Setting is very important in Ethel Wilson’s works (indeed, one critic suggested that preserving the landscape in prose was one of her motives for writing) and she often considers how place contributes to identity, so it’s particularly easy to imagine this community taking form.
Beyond the impact of their immediate surroundings on her characters, Wilson also considers the impact of geography within a single nation: “It is possible that a relation exists between the reading habits of a nation and its climate. England is, relatively, a nation of readers and uncertain weather.” (Do you agree?!)
And she theorizes about the impact of geography on relations between nations: “The formidable power of geography determines the character and performance of a people; it invokes understanding or prejudice; it makes peace or war. A land that stretches across a continent extends in breadth and in some homogeneity; it gives flattering promise of peace; but in a land which is crushed in the middle of Europe or Asia, anxieties are renewed. It is the fault of geography.” (What do you think?)

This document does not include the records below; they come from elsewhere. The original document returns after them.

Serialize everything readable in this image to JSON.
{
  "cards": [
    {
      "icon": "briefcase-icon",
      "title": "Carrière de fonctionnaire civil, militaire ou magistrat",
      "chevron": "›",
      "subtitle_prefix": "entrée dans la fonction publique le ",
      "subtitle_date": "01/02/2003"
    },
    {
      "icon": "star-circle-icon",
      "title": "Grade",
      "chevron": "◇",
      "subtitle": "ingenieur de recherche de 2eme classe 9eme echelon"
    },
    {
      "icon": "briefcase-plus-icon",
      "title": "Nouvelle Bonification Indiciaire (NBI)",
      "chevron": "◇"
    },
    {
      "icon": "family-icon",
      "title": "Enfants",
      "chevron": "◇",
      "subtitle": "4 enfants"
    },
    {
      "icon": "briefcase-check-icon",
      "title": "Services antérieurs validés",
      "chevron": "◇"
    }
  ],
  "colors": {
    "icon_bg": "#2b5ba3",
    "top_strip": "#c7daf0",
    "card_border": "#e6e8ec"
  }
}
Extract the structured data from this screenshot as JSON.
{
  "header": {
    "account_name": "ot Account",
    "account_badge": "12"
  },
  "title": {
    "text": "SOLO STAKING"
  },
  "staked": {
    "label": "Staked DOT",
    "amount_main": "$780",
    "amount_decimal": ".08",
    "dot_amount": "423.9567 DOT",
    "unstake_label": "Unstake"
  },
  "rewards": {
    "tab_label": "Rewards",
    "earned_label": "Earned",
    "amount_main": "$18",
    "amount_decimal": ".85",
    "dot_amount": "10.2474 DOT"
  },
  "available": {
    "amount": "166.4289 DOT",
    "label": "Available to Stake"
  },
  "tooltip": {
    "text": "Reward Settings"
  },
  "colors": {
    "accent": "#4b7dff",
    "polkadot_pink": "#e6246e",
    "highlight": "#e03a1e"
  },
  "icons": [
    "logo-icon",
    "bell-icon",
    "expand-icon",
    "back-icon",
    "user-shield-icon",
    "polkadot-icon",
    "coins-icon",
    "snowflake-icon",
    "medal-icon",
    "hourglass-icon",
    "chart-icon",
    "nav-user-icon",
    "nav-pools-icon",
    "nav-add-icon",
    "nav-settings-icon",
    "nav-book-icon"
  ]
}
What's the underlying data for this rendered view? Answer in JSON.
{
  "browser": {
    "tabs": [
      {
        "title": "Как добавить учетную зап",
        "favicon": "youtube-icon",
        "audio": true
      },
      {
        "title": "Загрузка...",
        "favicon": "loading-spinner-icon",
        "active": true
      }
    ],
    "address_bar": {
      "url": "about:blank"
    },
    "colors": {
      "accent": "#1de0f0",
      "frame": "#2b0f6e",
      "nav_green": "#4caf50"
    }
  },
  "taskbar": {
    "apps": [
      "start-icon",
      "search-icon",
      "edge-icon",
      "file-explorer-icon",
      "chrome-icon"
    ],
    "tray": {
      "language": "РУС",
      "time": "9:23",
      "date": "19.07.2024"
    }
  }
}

But despite the importance placed on setting, in many ways it seems as though it’s the intersection between geography and personality that most interests Ethel Wilson: “…if I live to be two hundred, thought Ellen, looking down from the balcony, exulting, I shall never tire of these water matters, seen from their nearness and height; it’s life, and more than ordinary life and motion; I cannot explain it because I am not bird or water. The simple scene conveyed to her that although by her humanity she was excluded, she was a part of these things.”
Ellen is at the heart of Ethel Wilson’s final novel (her last book was a collection of stories published 5 years later) and not only is it interesting to consider the way in which her surroundings impact — shape and re-shape — her identity, but it’s fascinating to recognize the parallels between her development and the developments in other characters’ lives in other books and stories (like Maggie in The Swamp Angel and Frankie in Hetty Dorval). Intelligent, independent, determined: Ethel Wilson’s characters are memorable indeed. It’s a reading pleasure getting acquainted with them and spending time with them.
And this leads me to the disadvantage of reading an author’s works through. Because even while I’m enjoying the thought that Love and Salt Water feels like a mix of the somewhat-more-light-hearted The Innocent Traveller and the somewhat more serious (but skinnier) Hetty Dorval (which I couldn’t have known if I hadn’t read them both and in close proximity). Even while I’m appreciating the little rushes I have, which say things like “Oh, I bet such-and-such-an-experience informed that scene and that short story I read a couple of weeks ago too”, and am contentedly debating for a moment with myself as to which work was likely written first (only possible after reading both, obviously). Even while I’m thinking that reading straight through is the best way to read an author’s works, I am quietly and disturbingly aware that I am going to finish reading them. There will be no more fresh reads.
I do have one Ethel Wilson remaining, her two novellas in The Equations of Love, along with some non-fiction, but I am, as L.M. Montgomery warned against, meeting worry halfway down the road, already shifting uncomfortably in my reader’s chair at the thought of running out of Ethel Wilson’s books.
Know what I mean?
PS And here is a bookish quote for those others who collect them: “Returning home, he entered the room in which were his desk and his books and a certain confusion which was cherished by him and respected by his housekeeper. The familiar room in the course of unpleasant time had come to be a cave in the hills, a retreat, and altogether his own.”